Der Preis für das schrägste und sympathischste Leinwandcouple der 67. Filmfestspiele von Venedig wird hiermit (und in Überzeugung, dass in den nächsten neun Tagen nichts Vergleichbares mehr kommt) schon jetzt verliehen: an Jessica Alba und Danny Trejo.
Die Jungschauspielerin und der Independent-Star geben in Robert Rodriguez trashiger (von den Kritikern teils begeistert, teils entsetzt aufgenommener) Blut-Orgie Machete ein Ermittlerpaar im Kampf gegen populistische Rechts-Politiker.
Am Red Carpet wirkte der 66-Jährige Ex-Profiboxer neben seiner elfengleichen Filmpartnerin, 29, freilich mehr wie Albas Bodyguard, als ein leading man Hollywoods. Zumal eine bewegte Vergangenheit Trejo verbrachte wegen Drogenbesitzes und bewaffnetem Raubüberfall 11 Jahre hinter Gittern an Gesicht und Körper ihre Spuren hinterlassen haben. Diese zu verstecken liegt jedoch offensichtlich nicht in der Natur des Schauspielers: Beim Photocall entblößte er seinen Oberkörper und präsentierte eines seiner zahlreichen (Häfen-)Tattoos.
Beim tv-media Doppelinterview mit Jessica Alba bewies Trejo (der sich in seiner Freizeit als Anti-Drogenberater für Teenager engagiert), dass in einer harten Schale letztendlich doch immer ein weicher Kern steckt: der Mime mit dem Furchengesicht und dem markanten Schnauzbart rückte seiner Kollegin den Stuhl zurecht, bestellte Kaffee und machte Alba dermaßen viele Komplimente, dass die Schauspielerin vor Verlegenheit errötete.
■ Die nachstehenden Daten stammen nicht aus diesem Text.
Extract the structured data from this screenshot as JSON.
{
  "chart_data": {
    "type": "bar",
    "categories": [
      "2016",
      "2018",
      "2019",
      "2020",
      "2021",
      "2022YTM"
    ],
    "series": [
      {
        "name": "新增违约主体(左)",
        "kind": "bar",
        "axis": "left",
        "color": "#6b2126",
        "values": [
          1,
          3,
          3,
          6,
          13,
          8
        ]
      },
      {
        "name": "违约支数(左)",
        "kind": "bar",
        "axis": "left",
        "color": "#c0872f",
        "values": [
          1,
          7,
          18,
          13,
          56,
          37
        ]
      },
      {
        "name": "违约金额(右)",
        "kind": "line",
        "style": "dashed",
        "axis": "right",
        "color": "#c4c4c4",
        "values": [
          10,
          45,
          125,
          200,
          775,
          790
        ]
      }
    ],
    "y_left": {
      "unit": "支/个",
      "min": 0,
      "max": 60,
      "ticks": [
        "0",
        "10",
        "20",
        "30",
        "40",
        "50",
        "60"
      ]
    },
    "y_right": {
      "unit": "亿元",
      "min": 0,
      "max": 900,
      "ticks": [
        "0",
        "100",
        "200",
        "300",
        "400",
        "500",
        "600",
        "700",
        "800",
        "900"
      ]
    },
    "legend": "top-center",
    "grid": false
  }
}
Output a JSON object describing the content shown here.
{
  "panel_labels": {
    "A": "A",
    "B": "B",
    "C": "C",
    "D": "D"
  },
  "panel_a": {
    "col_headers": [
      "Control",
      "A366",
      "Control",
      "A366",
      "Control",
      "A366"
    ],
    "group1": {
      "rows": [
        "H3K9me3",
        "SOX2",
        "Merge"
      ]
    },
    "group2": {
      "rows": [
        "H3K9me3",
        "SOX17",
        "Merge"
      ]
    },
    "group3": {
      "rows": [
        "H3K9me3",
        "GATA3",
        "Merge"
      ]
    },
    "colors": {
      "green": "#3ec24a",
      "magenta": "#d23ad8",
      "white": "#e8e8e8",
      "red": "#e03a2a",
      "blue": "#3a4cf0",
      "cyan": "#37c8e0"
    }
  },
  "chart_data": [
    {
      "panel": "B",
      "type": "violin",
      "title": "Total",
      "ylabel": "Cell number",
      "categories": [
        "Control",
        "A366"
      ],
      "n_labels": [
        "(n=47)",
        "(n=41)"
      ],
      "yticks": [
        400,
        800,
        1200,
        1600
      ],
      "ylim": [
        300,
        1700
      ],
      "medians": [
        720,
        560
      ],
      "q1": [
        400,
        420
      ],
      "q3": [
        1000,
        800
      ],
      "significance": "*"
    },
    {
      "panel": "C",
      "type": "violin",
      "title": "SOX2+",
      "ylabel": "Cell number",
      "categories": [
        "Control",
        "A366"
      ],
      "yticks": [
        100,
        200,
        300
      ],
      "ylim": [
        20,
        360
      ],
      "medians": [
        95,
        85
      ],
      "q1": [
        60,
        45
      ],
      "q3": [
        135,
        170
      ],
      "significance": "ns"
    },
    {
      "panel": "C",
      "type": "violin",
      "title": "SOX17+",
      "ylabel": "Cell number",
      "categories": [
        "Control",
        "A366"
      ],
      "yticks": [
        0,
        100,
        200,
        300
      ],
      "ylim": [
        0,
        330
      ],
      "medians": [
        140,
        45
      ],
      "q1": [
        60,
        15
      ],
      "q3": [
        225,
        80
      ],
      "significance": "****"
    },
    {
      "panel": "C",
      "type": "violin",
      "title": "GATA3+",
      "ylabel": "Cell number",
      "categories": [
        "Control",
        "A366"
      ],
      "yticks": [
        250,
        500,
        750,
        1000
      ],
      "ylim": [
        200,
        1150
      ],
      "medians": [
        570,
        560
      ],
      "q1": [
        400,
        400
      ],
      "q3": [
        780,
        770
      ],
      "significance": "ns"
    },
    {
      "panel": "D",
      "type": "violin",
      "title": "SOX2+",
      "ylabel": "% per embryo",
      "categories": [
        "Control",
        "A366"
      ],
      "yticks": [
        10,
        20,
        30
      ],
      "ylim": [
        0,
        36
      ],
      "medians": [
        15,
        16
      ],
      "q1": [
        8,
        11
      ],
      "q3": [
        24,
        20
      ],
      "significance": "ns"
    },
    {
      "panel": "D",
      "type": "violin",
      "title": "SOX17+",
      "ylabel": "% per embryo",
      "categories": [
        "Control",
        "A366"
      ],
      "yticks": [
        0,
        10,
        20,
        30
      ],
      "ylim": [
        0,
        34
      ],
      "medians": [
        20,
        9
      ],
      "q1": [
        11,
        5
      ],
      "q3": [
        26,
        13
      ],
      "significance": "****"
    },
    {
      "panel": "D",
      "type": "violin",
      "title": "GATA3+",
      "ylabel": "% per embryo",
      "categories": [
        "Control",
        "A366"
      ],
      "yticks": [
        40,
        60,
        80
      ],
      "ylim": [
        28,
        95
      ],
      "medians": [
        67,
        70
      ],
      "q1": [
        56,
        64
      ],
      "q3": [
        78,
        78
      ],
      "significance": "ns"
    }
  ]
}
Im Gegensatz zu anderen Kolleginnen ihrer Liga zeigte jedoch auch Alba ihre bodenständige Seite, trug während des Interviews Lipgloss auf (Sorry, aber ich bin gerade erst am Flughafen angekommen und da war keine Zeit fürs Schminken) und plauderte allürenfrei über ihr Leben mit Tochter Honor Marie, 2: Sie hat meine Perspektive aufs Filmgeschäft verändert. Es geht mir nicht mehr um die Karriere. Ich will Filme mit Substanz machen. Dabei streute Alba ihrem Filmpartner Rosen: An seinen drehfreien Tagen kam Dany ans Set, brachte uns Kaffe und Kuchen. Er ist der netteste Mensch, den man sich vorstellen kann. Worte, die man entgegen der gängigen Hollywood-Floskeln im Fall von Mister Trejo einfach einmal glauben muss.